SOPHY will investigate the role of the deformable nature of the crystal lattice in metal halide perovskite semiconductors in the determination of the material “defectiveness”. In principle, the electronic properties of metal halides perovskites are defined by the (Pb)(X3-xYx) network. However, conformational disorder and lattice deformations can perturb the electronic landscape within the Pb-X. The presence of various types of chemical interactions in such complex ionic solids gives them a characteristic “soft” fluctuating structure, prone to a wide set of defects which may span from lattice distortions to the presence of mobile ions. Therefore, the defectivity of these materials is strongly dependent on the synthetic design as well as the processing conditions adopted for the thin film fabrication.
The project will address:
- synthesis of precursors for 3D and 2D metal halide perovskites and synthesis of colloidal nanocrystals
- thin film processing and characterization.
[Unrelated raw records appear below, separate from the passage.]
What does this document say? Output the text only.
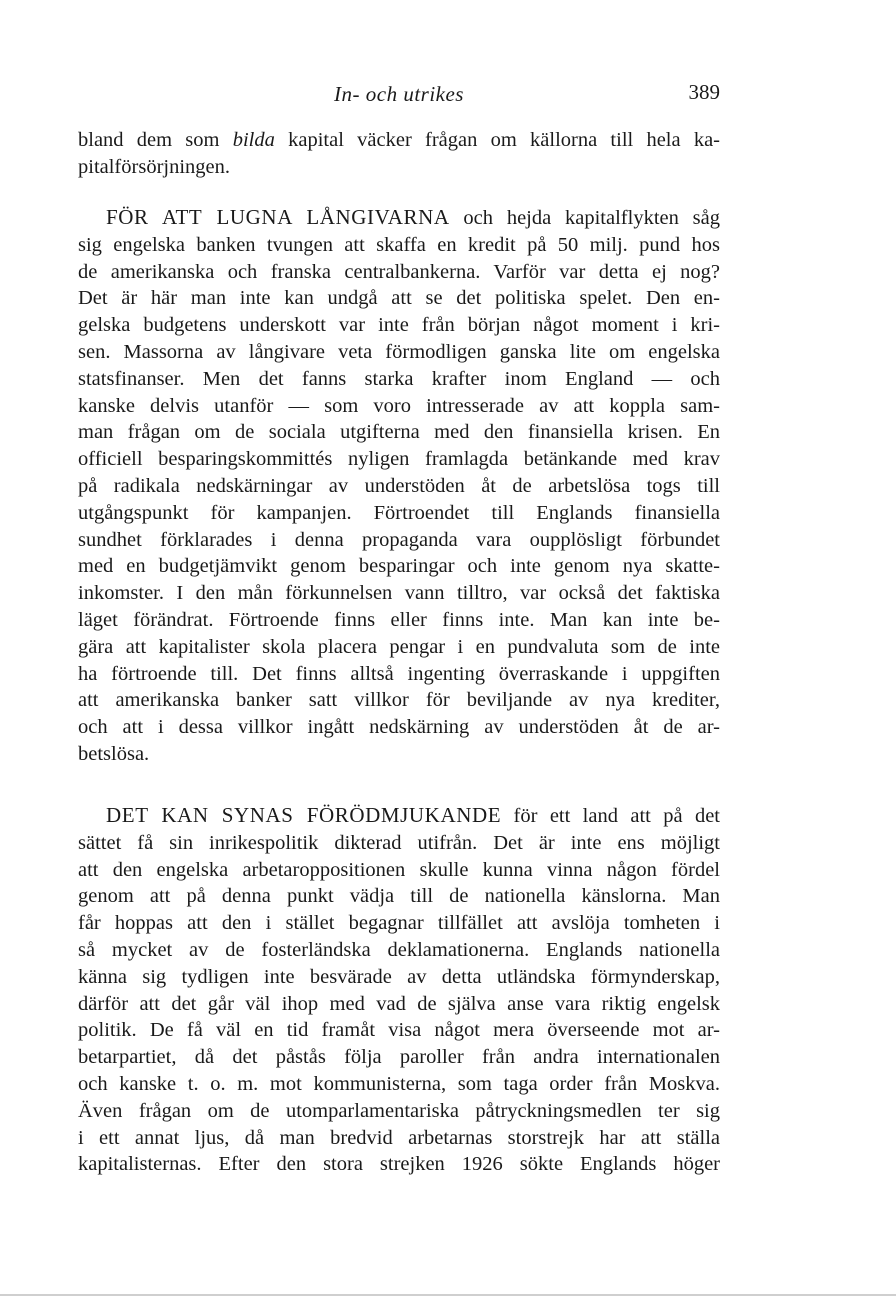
In- och utrikes	389
bland dem som bilda kapital väcker frågan om källorna till hela ka-
pitalförsörjningen.
FÖR ATT LUGNA LÅNGIVARNA och hejda kapitalflykten såg
sig engelska banken tvungen att skaffa en kredit på 50 milj. pund hos
de amerikanska och franska centralbankerna. Varför var detta ej nog?
Det är här man inte kan undgå att se det politiska spelet. Den en-
gelska budgetens underskott var inte från början något moment i kri-
sen. Massorna av långivare veta förmodligen ganska lite om engelska
statsfinanser. Men det fanns starka krafter inom England — och
kanske delvis utanför — som voro intresserade av att koppla sam-
man frågan om de sociala utgifterna med den finansiella krisen. En
officiell besparingskommittés nyligen framlagda betänkande med krav
på radikala nedskärningar av understöden åt de arbetslösa togs till
utgångspunkt för kampanjen. Förtroendet till Englands finansiella
sundhet förklarades i denna propaganda vara oupplösligt förbundet
med en budgetjämvikt genom besparingar och inte genom nya skatte-
inkomster. I den mån förkunnelsen vann tilltro, var också det faktiska
läget förändrat. Förtroende finns eller finns inte. Man kan inte be-
gära att kapitalister skola placera pengar i en pundvaluta som de inte
ha förtroende till. Det finns alltså ingenting överraskande i uppgiften
att amerikanska banker satt villkor för beviljande av nya krediter,
och att i dessa villkor ingått nedskärning av understöden åt de ar-
betslösa.
DET KAN SYNAS FÖRÖDMJUKANDE för ett land att på det
sättet få sin inrikespolitik dikterad utifrån. Det är inte ens möjligt
att den engelska arbetaroppositionen skulle kunna vinna någon fördel
genom att på denna punkt vädja till de nationella känslorna. Man
får hoppas att den i stället begagnar tillfället att avslöja tomheten i
så mycket av de fosterländska deklamationerna. Englands nationella
känna sig tydligen inte besvärade av detta utländska förmynderskap,
därför att det går väl ihop med vad de själva anse vara riktig engelsk
politik. De få väl en tid framåt visa något mera överseende mot ar-
betarpartiet, då det påstås följa paroller från andra internationalen
och kanske t. o. m. mot kommunisterna, som taga order från Moskva.
Även frågan om de utomparlamentariska påtryckningsmedlen ter sig
i ett annat ljus, då man bredvid arbetarnas storstrejk har att ställa
kapitalisternas. Efter den stora strejken 1926 sökte Englands höger
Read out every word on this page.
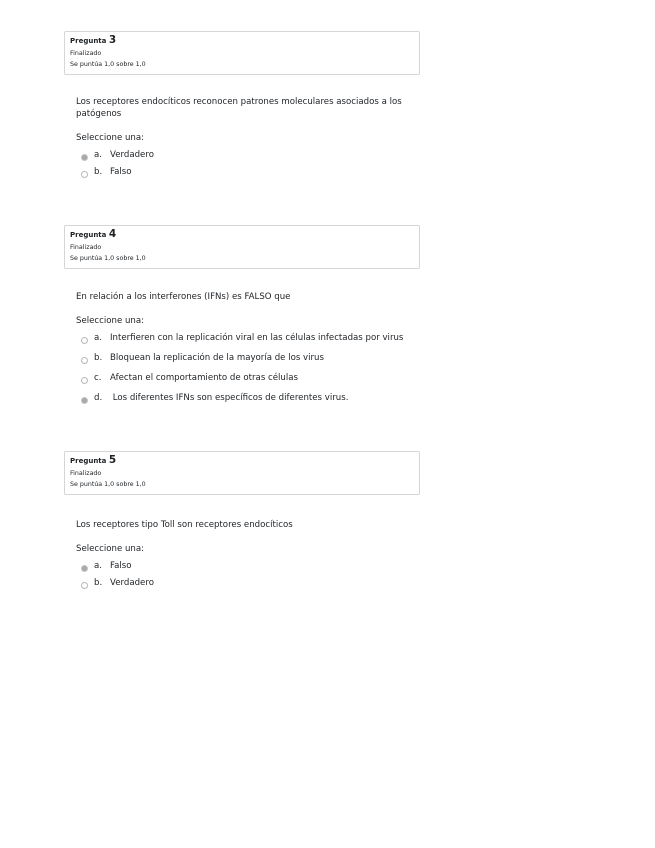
Pregunta 3
Finalizado
Se puntúa 1,0 sobre 1,0
Los receptores endocíticos reconocen patrones moleculares asociados a los patógenos
Seleccione una:
a. Verdadero
b. Falso
Pregunta 4
Finalizado
Se puntúa 1,0 sobre 1,0
En relación a los interferones (IFNs) es FALSO que
Seleccione una:
a. Interfieren con la replicación viral en las células infectadas por virus
b. Bloquean la replicación de la mayoría de los virus
c. Afectan el comportamiento de otras células
d. Los diferentes IFNs son específicos de diferentes virus.
Pregunta 5
Finalizado
Se puntúa 1,0 sobre 1,0
Los receptores tipo Toll son receptores endocíticos
Seleccione una:
a. Falso
b. Verdadero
XRD and XPS to study the structural and chemical quality of the thin films; Raman and Photoluminescence (PL) Spectroscopy to probe optical and structural disorder in perovskites. Time resolved PL, supported by PL quantum yield measurements, also coupled to a confocal microscope for sample mapping with simultaneous measurement of photocurrent, for a primary and rough screening of the relevant mechanisms of carrier recombination.